If You’re Buying a House in the Next 5 Years, Please Watch This…
Why It Matters
Understanding these tax mechanics prevents unexpected liabilities and maximizes long‑term wealth for anyone planning to buy or invest in property over the next five years.
Key Takeaways
- •Real estate often defers, not eliminates, tax liabilities.
- •Depreciation recapture can trigger higher taxes than expected.
- •Cost segregation may increase ordinary income tax on recapture.
- •Proper 1031 exchanges require equal‑value replacement and correct reporting.

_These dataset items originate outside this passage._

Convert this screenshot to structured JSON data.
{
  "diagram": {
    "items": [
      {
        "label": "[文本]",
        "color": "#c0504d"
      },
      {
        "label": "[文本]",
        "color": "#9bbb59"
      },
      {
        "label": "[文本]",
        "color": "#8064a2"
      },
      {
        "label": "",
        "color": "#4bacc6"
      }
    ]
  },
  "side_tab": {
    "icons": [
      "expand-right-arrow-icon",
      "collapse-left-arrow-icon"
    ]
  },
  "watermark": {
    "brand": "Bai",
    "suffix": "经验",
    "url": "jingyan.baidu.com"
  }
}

- •Holding property to death provides step‑up basis, erasing deferred gains.
Summary
The video explains that most investors mistake real‑estate depreciation for permanent tax savings, when in fact it merely postpones liability until a taxable event—typically a sale or distribution. Jasmine Duchi, a tax attorney, breaks the process into three parts: the trigger that creates a tax problem, the resulting bill, and the strategies to avoid it.
She highlights that depreciation recapture and capital gains are taxed separately, and that cost‑segregation studies can worsen the outcome by converting assets into categories taxed at ordinary income rates up to 37%. Using a $240,000 accelerated depreciation example, she shows an extra $28,000 tax bill caused by the higher recapture rate.
Key quotes include, “You’re only looking at a one‑year time horizon,” and the warning that many investors sell, take cash, and then discover the 1031 exchange is too late or improperly reported on Form 8824. Proper execution demands reinvesting the full pre‑sale value and debt, not just net cash.
The takeaway for buyers and investors is to treat real estate as a tax‑deferral tool, not a free‑pass. Employ correctly structured 1031 exchanges, consider holding assets to death for a step‑up in basis, and continuously acquire new properties with fresh depreciation bases to sustain deductions while avoiding premature taxable events.